EU Cancer Conference: “A clear objective is greater care equality throughout the EU.”
The Swedish presidency of the EU began in the new year and so much is evident, especially when it comes to issues of healthcare. Anna Martling, chief physician and professor of surgery at Karolinska Institutet, will be leading the EU Cancer Congress, which kicks off in Stockholm on 1 February.
Tell us more, Anna Martling – what is the conference about?
“It’s a large EU project called Europe’s Beating Cancer Plan, which the EU Commission launched in 2021. It reflects a political commitment that sets ambitious objectives along the entire cancer care pathway, from prevention and early detection to therapy and aftercare. France and the Czech Republic, which held the presidency before us, both pursued different issues in the cancer plan. Now that Sweden is presiding over the EU, we’ll continue to make sure that Europe’s Beating Cancer Plan is implemented in every member country.”
What will you be talking about at this particular conference on 1 February?
“We’ll be focusing on prevention, early detection and data-driven care, which is about drawing scientific conclusions and making care recommendations on the basis of vast datasets, and about using large amounts of data to manage healthcare and make quality follow-ups.”
What is your role on this day?
“I’ll be introducing the theme of each session. I’ll give a brief outline of the current situation, the problems we face and the potential that should be tapped in the areas under discussion, that’s to say prevention, early detection and data-driven cancer care. I’m there as an expert moderator. Another moderator, journalist Nedjma Chaouche, will also be facilitating the conference, inviting people to speak and asking questions.”
Who will be there?
“Each member country gets to send three delegates, so there’ll be around a hundred people there, mainly politicians, decision-makers, policymakers and other experts.”
Has Karolinska Institutet had any other role for the conference?

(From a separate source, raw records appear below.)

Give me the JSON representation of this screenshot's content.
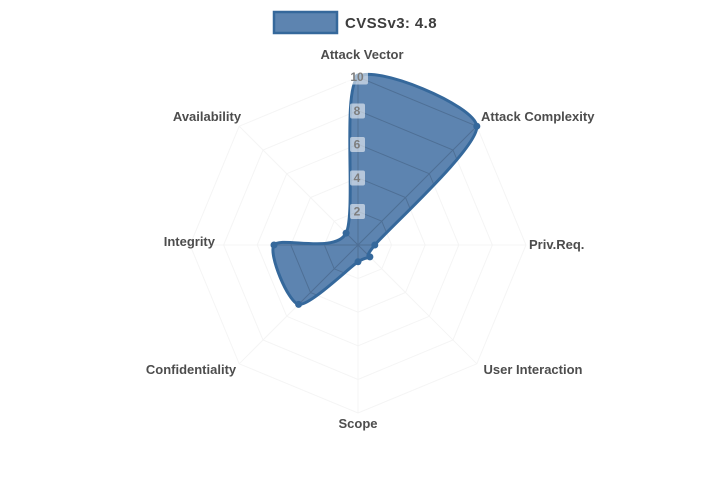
{
  "legend": {
    "label": "CVSSv3: 4.8"
  },
  "chart_data": {
    "type": "radar",
    "title": "",
    "categories": [
      "Attack Vector",
      "Attack Complexity",
      "Priv.Req.",
      "User Interaction",
      "Scope",
      "Confidentiality",
      "Integrity",
      "Availability"
    ],
    "series": [
      {
        "name": "CVSSv3: 4.8",
        "values": [
          10,
          10,
          1,
          1,
          1,
          5,
          5,
          1
        ]
      }
    ],
    "radial_ticks": [
      2,
      4,
      6,
      8,
      10
    ],
    "radial_range": [
      0,
      10
    ],
    "legend_position": "top-center",
    "grid": "on",
    "colors": {
      "line": "#35689b",
      "fill": "rgba(53,101,156,0.80)",
      "grid_inside": "rgba(0,0,0,0.14)",
      "grid_outside": "rgba(0,0,0,0.045)",
      "tick_text": "#7d7d7d",
      "label_text": "#4d4d4d",
      "legend_text": "#3d3d3d"
    }
  }
}
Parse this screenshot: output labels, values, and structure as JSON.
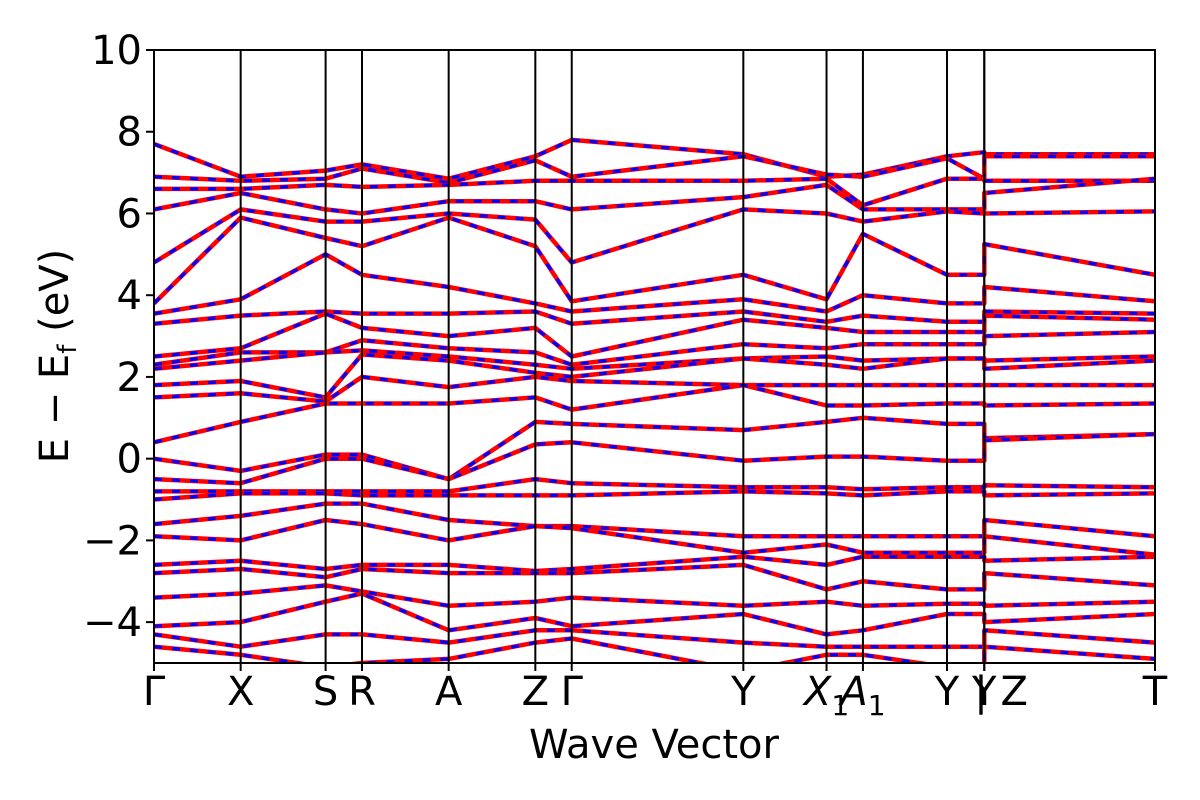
{
  "chart_data": {
    "type": "line",
    "xlabel": "Wave Vector",
    "ylabel_parts": {
      "main": "E − E",
      "sub": "f",
      "unit": " (eV)"
    },
    "ylim": [
      -5,
      10
    ],
    "yticks": [
      -4,
      -2,
      0,
      2,
      4,
      6,
      8,
      10
    ],
    "ytick_labels": [
      "−4",
      "−2",
      "0",
      "2",
      "4",
      "6",
      "8",
      "10"
    ],
    "kpoint_labels": [
      "Γ",
      "X",
      "S",
      "R",
      "A",
      "Z",
      "Γ",
      "Y",
      "X",
      "A",
      "Y",
      "Y",
      "| Z",
      "T"
    ],
    "kpoint_subscripts": [
      "",
      "",
      "",
      "",
      "",
      "",
      "",
      "",
      "1",
      "1",
      "",
      "",
      "",
      ""
    ],
    "kpoints": [
      0,
      1.0,
      1.98,
      2.4,
      3.4,
      4.4,
      4.82,
      6.8,
      7.76,
      8.18,
      9.15,
      9.58,
      9.58,
      11.55
    ],
    "legend": "none",
    "grid": false,
    "colors": {
      "spin_up": "#ff0000",
      "spin_down": "#0000ff",
      "kpath_lines": "#000000"
    },
    "series": [
      {
        "values": [
          7.7,
          6.9,
          7.05,
          7.2,
          6.85,
          7.4,
          7.8,
          7.45,
          6.9,
          6.95,
          7.4,
          7.5,
          7.45,
          7.45
        ]
      },
      {
        "values": [
          6.9,
          6.8,
          6.85,
          7.1,
          6.75,
          7.3,
          6.9,
          7.4,
          6.95,
          6.9,
          7.35,
          6.85,
          7.4,
          7.4
        ]
      },
      {
        "values": [
          6.6,
          6.6,
          6.7,
          6.65,
          6.7,
          6.8,
          6.8,
          6.8,
          6.85,
          6.2,
          6.85,
          6.85,
          6.8,
          6.8
        ]
      },
      {
        "values": [
          6.1,
          6.5,
          6.1,
          6.0,
          6.3,
          6.3,
          6.1,
          6.4,
          6.7,
          6.1,
          6.1,
          6.1,
          6.5,
          6.85
        ]
      },
      {
        "values": [
          4.8,
          6.1,
          5.8,
          5.8,
          6.0,
          5.85,
          4.8,
          6.1,
          6.0,
          5.8,
          6.05,
          6.0,
          6.0,
          6.05
        ]
      },
      {
        "values": [
          3.8,
          5.9,
          5.4,
          5.2,
          5.9,
          5.2,
          3.85,
          4.5,
          3.9,
          5.5,
          4.5,
          4.5,
          5.25,
          4.5
        ]
      },
      {
        "values": [
          3.55,
          3.9,
          5.0,
          4.5,
          4.2,
          3.8,
          3.6,
          3.9,
          3.6,
          4.0,
          3.8,
          3.8,
          4.2,
          3.85
        ]
      },
      {
        "values": [
          3.3,
          3.5,
          3.6,
          3.55,
          3.55,
          3.6,
          3.3,
          3.6,
          3.35,
          3.5,
          3.35,
          3.35,
          3.6,
          3.55
        ]
      },
      {
        "values": [
          2.5,
          2.7,
          3.55,
          3.2,
          3.0,
          3.2,
          2.5,
          3.4,
          3.2,
          3.1,
          3.1,
          3.1,
          3.5,
          3.4
        ]
      },
      {
        "values": [
          2.3,
          2.6,
          2.6,
          2.9,
          2.7,
          2.6,
          2.3,
          2.8,
          2.7,
          2.8,
          2.8,
          2.8,
          3.0,
          3.1
        ]
      },
      {
        "values": [
          2.2,
          2.4,
          2.6,
          2.65,
          2.5,
          2.3,
          2.2,
          2.45,
          2.5,
          2.4,
          2.45,
          2.45,
          2.4,
          2.5
        ]
      },
      {
        "values": [
          1.8,
          1.9,
          1.5,
          2.55,
          2.4,
          2.1,
          2.0,
          2.45,
          2.3,
          2.2,
          2.45,
          2.45,
          2.2,
          2.4
        ]
      },
      {
        "values": [
          1.5,
          1.6,
          1.4,
          2.0,
          1.75,
          2.0,
          1.9,
          1.8,
          1.8,
          1.8,
          1.8,
          1.8,
          1.8,
          1.8
        ]
      },
      {
        "values": [
          0.4,
          0.9,
          1.35,
          1.35,
          1.35,
          1.5,
          1.2,
          1.8,
          1.3,
          1.3,
          1.35,
          1.35,
          1.3,
          1.35
        ]
      },
      {
        "values": [
          0.0,
          -0.3,
          0.1,
          0.1,
          -0.5,
          0.9,
          0.85,
          0.7,
          0.9,
          1.0,
          0.85,
          0.85,
          0.5,
          0.6
        ]
      },
      {
        "values": [
          -0.5,
          -0.6,
          0.0,
          0.0,
          -0.5,
          0.35,
          0.4,
          -0.05,
          0.05,
          0.05,
          -0.05,
          -0.05,
          0.45,
          0.6
        ]
      },
      {
        "values": [
          -0.8,
          -0.8,
          -0.8,
          -0.8,
          -0.8,
          -0.5,
          -0.6,
          -0.7,
          -0.7,
          -0.75,
          -0.7,
          -0.7,
          -0.65,
          -0.7
        ]
      },
      {
        "values": [
          -1.0,
          -0.85,
          -0.85,
          -0.9,
          -0.9,
          -0.9,
          -0.9,
          -0.8,
          -0.85,
          -0.9,
          -0.8,
          -0.8,
          -0.9,
          -0.85
        ]
      },
      {
        "values": [
          -1.6,
          -1.4,
          -1.1,
          -1.1,
          -1.5,
          -1.65,
          -1.65,
          -1.9,
          -1.9,
          -1.9,
          -1.9,
          -1.9,
          -1.5,
          -1.9
        ]
      },
      {
        "values": [
          -1.9,
          -2.0,
          -1.5,
          -1.6,
          -2.0,
          -1.65,
          -1.7,
          -2.3,
          -2.1,
          -2.3,
          -2.3,
          -2.3,
          -1.9,
          -2.35
        ]
      },
      {
        "values": [
          -2.6,
          -2.5,
          -2.7,
          -2.6,
          -2.6,
          -2.75,
          -2.7,
          -2.4,
          -2.6,
          -2.4,
          -2.4,
          -2.4,
          -2.5,
          -2.4
        ]
      },
      {
        "values": [
          -2.8,
          -2.7,
          -2.9,
          -2.7,
          -2.8,
          -2.8,
          -2.8,
          -2.6,
          -3.2,
          -3.0,
          -3.2,
          -3.2,
          -2.8,
          -3.1
        ]
      },
      {
        "values": [
          -3.4,
          -3.3,
          -3.1,
          -3.25,
          -3.6,
          -3.5,
          -3.4,
          -3.6,
          -3.5,
          -3.6,
          -3.55,
          -3.55,
          -3.6,
          -3.5
        ]
      },
      {
        "values": [
          -4.1,
          -4.0,
          -3.5,
          -3.3,
          -4.2,
          -3.9,
          -4.1,
          -3.8,
          -4.3,
          -4.2,
          -3.8,
          -3.8,
          -4.0,
          -3.8
        ]
      },
      {
        "values": [
          -4.3,
          -4.6,
          -4.3,
          -4.3,
          -4.5,
          -4.2,
          -4.2,
          -4.5,
          -4.6,
          -4.6,
          -4.6,
          -4.6,
          -4.2,
          -4.5
        ]
      },
      {
        "values": [
          -4.6,
          -4.8,
          -5.1,
          -5.0,
          -4.9,
          -4.5,
          -4.4,
          -5.2,
          -4.8,
          -4.8,
          -5.1,
          -5.1,
          -4.6,
          -4.9
        ]
      }
    ]
  }
}
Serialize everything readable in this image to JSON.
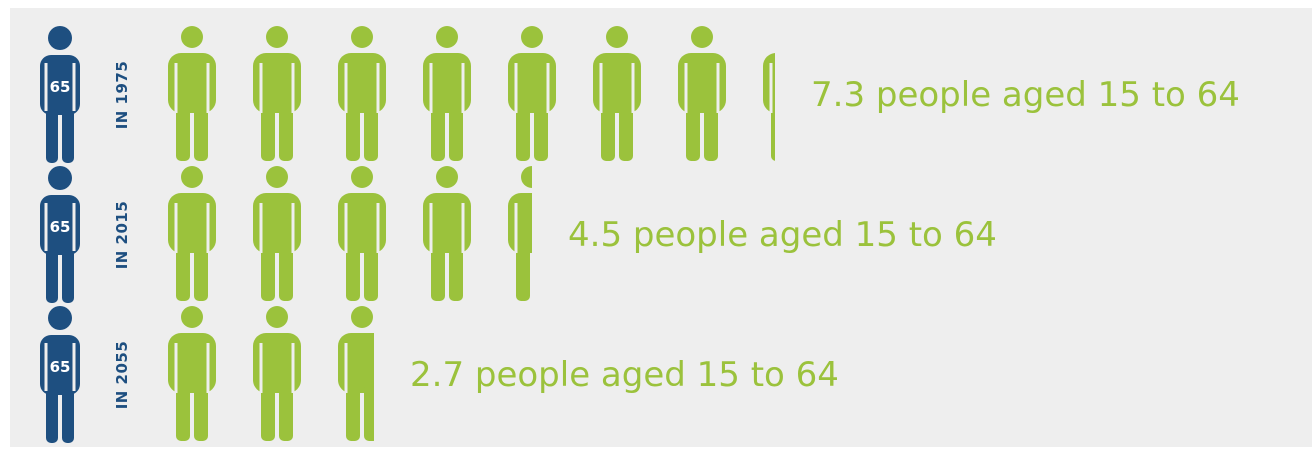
{
  "colors": {
    "worker": "#9bc23c",
    "senior": "#1e4f80",
    "background": "#eeeeee"
  },
  "icons": {
    "senior": "person-icon",
    "worker": "person-icon"
  },
  "rows": [
    {
      "senior_label": "65",
      "year_label": "IN 1975",
      "text": "7.3 people aged 15 to 64"
    },
    {
      "senior_label": "65",
      "year_label": "IN 2015",
      "text": "4.5 people aged 15 to 64"
    },
    {
      "senior_label": "65",
      "year_label": "IN 2055",
      "text": "2.7 people aged 15 to 64"
    }
  ],
  "chart_data": {
    "type": "bar",
    "categories": [
      "IN 1975",
      "IN 2015",
      "IN 2055"
    ],
    "values": [
      7.3,
      4.5,
      2.7
    ]
  }
}
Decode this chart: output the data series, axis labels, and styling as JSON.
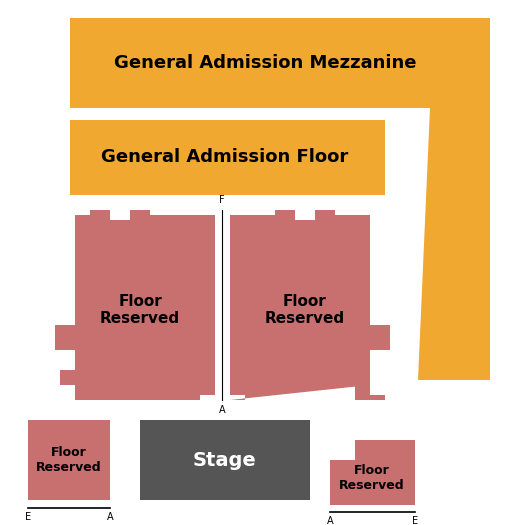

“We’ve been very active in the production of the focus issues for the programme and recommended good speakers. I’ve also helped Nedjma Chaouche to sift out what’s important and how to word incisive questions.”
Since this conference is being held at a political level, there’s the prospect of accountability. What do you say about that?
“These are the kinds of discussion we’re going to have – what will it take to achieve the objectives of the European cancer plan? What can the EU do to motivate and assist in the implementation of these ambitious objectives? It’s issues like these that are reflected in the programme, which is why the delegates include politicians, decision-makers and policymakers. The member countries must spur each other on and engage in mutual knowledge exchange. A clear objective is greater care equality throughout the EU.”
Two objectives of the European cancer plan
- To vaccinate 90 per cent of the EU target population of girls and a significant percentage of boys against HPV by 2030.
- To offer screening for breast, cervical and colorectal cancer to 90 per cent of eligible EU citizens by 2025.